19 Comments


  • The first time I saw a Kincade painting, I wondered where the unicorn was.

    Mia — Writer of Slightly Smudgy

    January 28, 2005
  • he’s a suburban family sitting room artist. sort of like a norman rockwell, but without the spark. something that makes a room with cream-white walls, dusty mauve curtains and overstuffed sofas homey and complete. he’s been marketed into our lifestyles. if waterhouse had been equally as commercialized, we might be finding more calenders of ophelia and the flower-picker on contemporary kitchen walls instead. ole!

    January 28, 2005
  • Tee hee

    My way of celebrating the birthday of Lewis Carroll!

    http://www-groups.dcs.st-and.ac.uk/~history/Mathematicians/Dodgson.html

    January 28, 2005
  • Thomas Kinkade doesn’t put all the finishing touches on his paintings anymore. He has workshops that add “finishing touches”. He has really strange lighting issues–the glow-in-the-dark, nuclear-winter trees with orange and pink leaves that show up even in the gloaming. (I did like his San Francisco in the rain paintings, but even they got old after a while.)

    Oh well, if it makes people happy (and if I get to have fun, ranting insanely about it) then by all means, let Thomas paint away.

    I like Bob Ross better. Technically, a short notch down the scale from TK, but at least he encouraged other people to learn the basics.

    January 28, 2005
  • I’ve always thought of Kincaide as Republican art: dreadfully earnest and deeply misguided.

    Sort of the Socialist Realism of the Right.

    January 28, 2005
  • I agree with you, indeed it is so treacly that it’s a bit hard to bear.

    January 28, 2005
  • Ha! Yep, that’s the feeling they have. And nice to see you’ve staked out the Slightly Smudgy, it’s a neglected niche market.

    January 28, 2005
  • he’s a suburban family sitting room artist.

    Nice description of him. I don’t hold the marketing against him: the marketing of all visual art is ferocious. Artists are bought as much—if not more—for their cachet among hip gallery owners as anything else. The seam where art ends and hype begins is increasingly difficult to detect.

    January 28, 2005
  • Re: Tee hee

    My way of celebrating the birthday of Lewis Carroll!

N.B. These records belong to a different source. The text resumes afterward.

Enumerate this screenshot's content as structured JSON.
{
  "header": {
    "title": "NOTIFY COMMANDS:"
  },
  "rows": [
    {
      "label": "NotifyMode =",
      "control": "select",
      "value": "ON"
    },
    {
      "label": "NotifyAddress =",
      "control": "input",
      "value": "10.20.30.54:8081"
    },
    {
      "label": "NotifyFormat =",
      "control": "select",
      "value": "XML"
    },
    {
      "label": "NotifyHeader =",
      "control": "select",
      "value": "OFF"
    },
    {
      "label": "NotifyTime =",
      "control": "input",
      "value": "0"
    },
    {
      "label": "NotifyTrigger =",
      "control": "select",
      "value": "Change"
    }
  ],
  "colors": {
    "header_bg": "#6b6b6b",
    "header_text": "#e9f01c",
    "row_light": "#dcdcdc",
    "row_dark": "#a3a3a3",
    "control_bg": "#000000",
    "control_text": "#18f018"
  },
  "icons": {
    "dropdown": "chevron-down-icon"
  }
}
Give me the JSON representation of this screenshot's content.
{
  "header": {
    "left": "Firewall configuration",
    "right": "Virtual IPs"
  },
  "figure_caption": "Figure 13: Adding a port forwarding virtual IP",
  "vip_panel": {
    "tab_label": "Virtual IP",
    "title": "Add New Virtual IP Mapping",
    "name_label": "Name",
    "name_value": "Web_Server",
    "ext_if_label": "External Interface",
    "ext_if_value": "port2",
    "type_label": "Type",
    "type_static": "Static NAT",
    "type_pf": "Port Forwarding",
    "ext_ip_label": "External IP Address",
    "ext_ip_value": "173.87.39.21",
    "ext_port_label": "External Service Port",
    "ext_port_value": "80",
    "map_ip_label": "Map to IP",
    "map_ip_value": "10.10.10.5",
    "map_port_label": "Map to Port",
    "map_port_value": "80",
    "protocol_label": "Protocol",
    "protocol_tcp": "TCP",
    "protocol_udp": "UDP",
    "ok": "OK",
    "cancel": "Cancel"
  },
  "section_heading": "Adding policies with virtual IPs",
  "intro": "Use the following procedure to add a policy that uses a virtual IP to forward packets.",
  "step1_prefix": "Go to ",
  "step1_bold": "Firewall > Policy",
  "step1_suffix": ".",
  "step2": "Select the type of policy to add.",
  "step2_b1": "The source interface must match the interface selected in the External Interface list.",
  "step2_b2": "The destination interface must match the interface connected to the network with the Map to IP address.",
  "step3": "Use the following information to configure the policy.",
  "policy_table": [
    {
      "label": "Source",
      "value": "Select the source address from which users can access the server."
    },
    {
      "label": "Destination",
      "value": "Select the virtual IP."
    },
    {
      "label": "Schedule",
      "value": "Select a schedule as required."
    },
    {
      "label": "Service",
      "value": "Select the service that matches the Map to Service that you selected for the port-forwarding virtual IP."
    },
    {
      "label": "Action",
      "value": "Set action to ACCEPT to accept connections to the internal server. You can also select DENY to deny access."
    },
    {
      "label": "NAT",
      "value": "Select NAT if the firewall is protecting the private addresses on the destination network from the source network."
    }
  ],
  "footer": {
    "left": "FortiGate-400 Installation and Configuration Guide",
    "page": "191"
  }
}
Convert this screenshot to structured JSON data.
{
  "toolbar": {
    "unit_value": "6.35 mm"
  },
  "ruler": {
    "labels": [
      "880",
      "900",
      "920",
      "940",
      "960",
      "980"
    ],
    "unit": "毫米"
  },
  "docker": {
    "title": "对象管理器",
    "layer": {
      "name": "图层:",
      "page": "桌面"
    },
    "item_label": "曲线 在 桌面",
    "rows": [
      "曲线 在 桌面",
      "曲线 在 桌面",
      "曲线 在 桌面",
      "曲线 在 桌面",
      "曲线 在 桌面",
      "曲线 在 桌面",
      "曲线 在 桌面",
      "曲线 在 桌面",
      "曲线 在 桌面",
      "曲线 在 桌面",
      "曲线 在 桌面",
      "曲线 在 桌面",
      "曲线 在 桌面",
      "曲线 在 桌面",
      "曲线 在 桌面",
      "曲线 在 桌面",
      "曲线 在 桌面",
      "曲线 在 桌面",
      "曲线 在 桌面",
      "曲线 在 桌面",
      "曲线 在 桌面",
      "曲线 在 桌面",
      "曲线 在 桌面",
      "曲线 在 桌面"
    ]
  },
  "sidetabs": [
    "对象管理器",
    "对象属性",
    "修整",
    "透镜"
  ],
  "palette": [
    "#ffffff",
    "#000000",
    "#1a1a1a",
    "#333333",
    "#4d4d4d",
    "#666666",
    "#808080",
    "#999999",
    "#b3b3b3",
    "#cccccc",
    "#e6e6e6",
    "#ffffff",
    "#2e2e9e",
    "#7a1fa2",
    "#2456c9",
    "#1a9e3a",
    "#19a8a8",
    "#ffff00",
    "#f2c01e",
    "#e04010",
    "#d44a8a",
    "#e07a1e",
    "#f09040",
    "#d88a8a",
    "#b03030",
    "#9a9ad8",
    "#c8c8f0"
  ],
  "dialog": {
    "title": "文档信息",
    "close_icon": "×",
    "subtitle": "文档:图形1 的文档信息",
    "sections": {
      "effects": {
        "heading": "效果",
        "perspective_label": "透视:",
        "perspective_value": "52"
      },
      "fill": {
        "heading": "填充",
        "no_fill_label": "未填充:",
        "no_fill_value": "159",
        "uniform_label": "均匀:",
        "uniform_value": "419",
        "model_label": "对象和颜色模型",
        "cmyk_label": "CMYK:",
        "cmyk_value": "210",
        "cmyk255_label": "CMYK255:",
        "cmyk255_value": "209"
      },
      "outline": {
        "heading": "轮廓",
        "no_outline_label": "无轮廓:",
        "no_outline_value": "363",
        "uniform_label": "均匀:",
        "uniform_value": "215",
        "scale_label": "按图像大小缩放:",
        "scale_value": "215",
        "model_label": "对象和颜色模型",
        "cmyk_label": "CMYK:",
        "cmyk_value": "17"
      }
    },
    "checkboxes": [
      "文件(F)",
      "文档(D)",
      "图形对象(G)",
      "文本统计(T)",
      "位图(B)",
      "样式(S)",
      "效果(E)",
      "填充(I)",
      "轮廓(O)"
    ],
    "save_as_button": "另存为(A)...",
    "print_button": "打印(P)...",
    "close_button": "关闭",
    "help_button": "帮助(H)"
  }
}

    Ah, yes, of the Hudson River School of mathematicians.

    January 28, 2005
  • I loved Bob Ross. I have no idea where he stands as an artist, but watching him was like going to Art Church: soothing, reassuring and ecumenical.

    January 28, 2005
  • Republican Art is a good name for it: it captures their reactionary yearning for a time and place that never existed. And I think it’s the same yearning that shapes their worldview on non-artistic matters.

    January 28, 2005
  • My response to such art would be Lee Adam Herold’s art:
    http://www.choppingblock.org/

    That is all,
    Chris

    January 28, 2005
  • <Laughing> Man, you are just wrong!

    Yes, Chopping Block. I guess that’s what you get when you cross Edward Gorey and Thomas Kincade.

    January 28, 2005
  • Wrong? No no – go back to one of the very first ones and you’ll see this is right, very right, when Butch and the Backstreet Boys have a little get-together….

    Nice analysis!

    Chris

    January 28, 2005
  • It is my firm and unshakeable conviction that Bob Ross was/will be an Ascended Master. He taught “painting” the way that Fritjof Capra wrote about “physics”.

    In fact, he’s an official saint in my church(tm). In fact, I can imagine Kinkade as the Anti-Bob.

    Fnord!

    January 28, 2005
  • Waaaaaaaaaaaaaugh!

    January 28, 2005
  • Anonymous

    Hail, oh Writer of Light.

    (that’s all, I just wanted to call you Writer of Light)

    Bill

    January 28, 2005
  • Yeah, that’s going to enhance my literary reputation.

    January 30, 2005
  • Anonymous

    Pander of Light

    Gorzilla here.

    It’s strange that I have no problems with the Hindi religious prints I have in my house, which are actually equally saccharine. Example: Krishna (with a sweet secret smirk) and his milkmaids, no problem. I’m not talking about masterpieces from the past, I’m talking about the Asian equivalents of Jesus suffering the little children to come unto him.

    Geoff and I used to go to a coffee house that sold Kinkade prints. We actually enjoyed them, although we also thought they were quite tacky. Is that possible? Can you enjoy something while at the same time realizing it’s bad taste?

    True, Geoff wanted to graffiti them in various evil ways —

    Precious Moments, on the other hand, makes me wish I were very very wealthy so I could buy lots of them and use them to throw at passing nuclear waste trucks when I’m feeling out of sorts.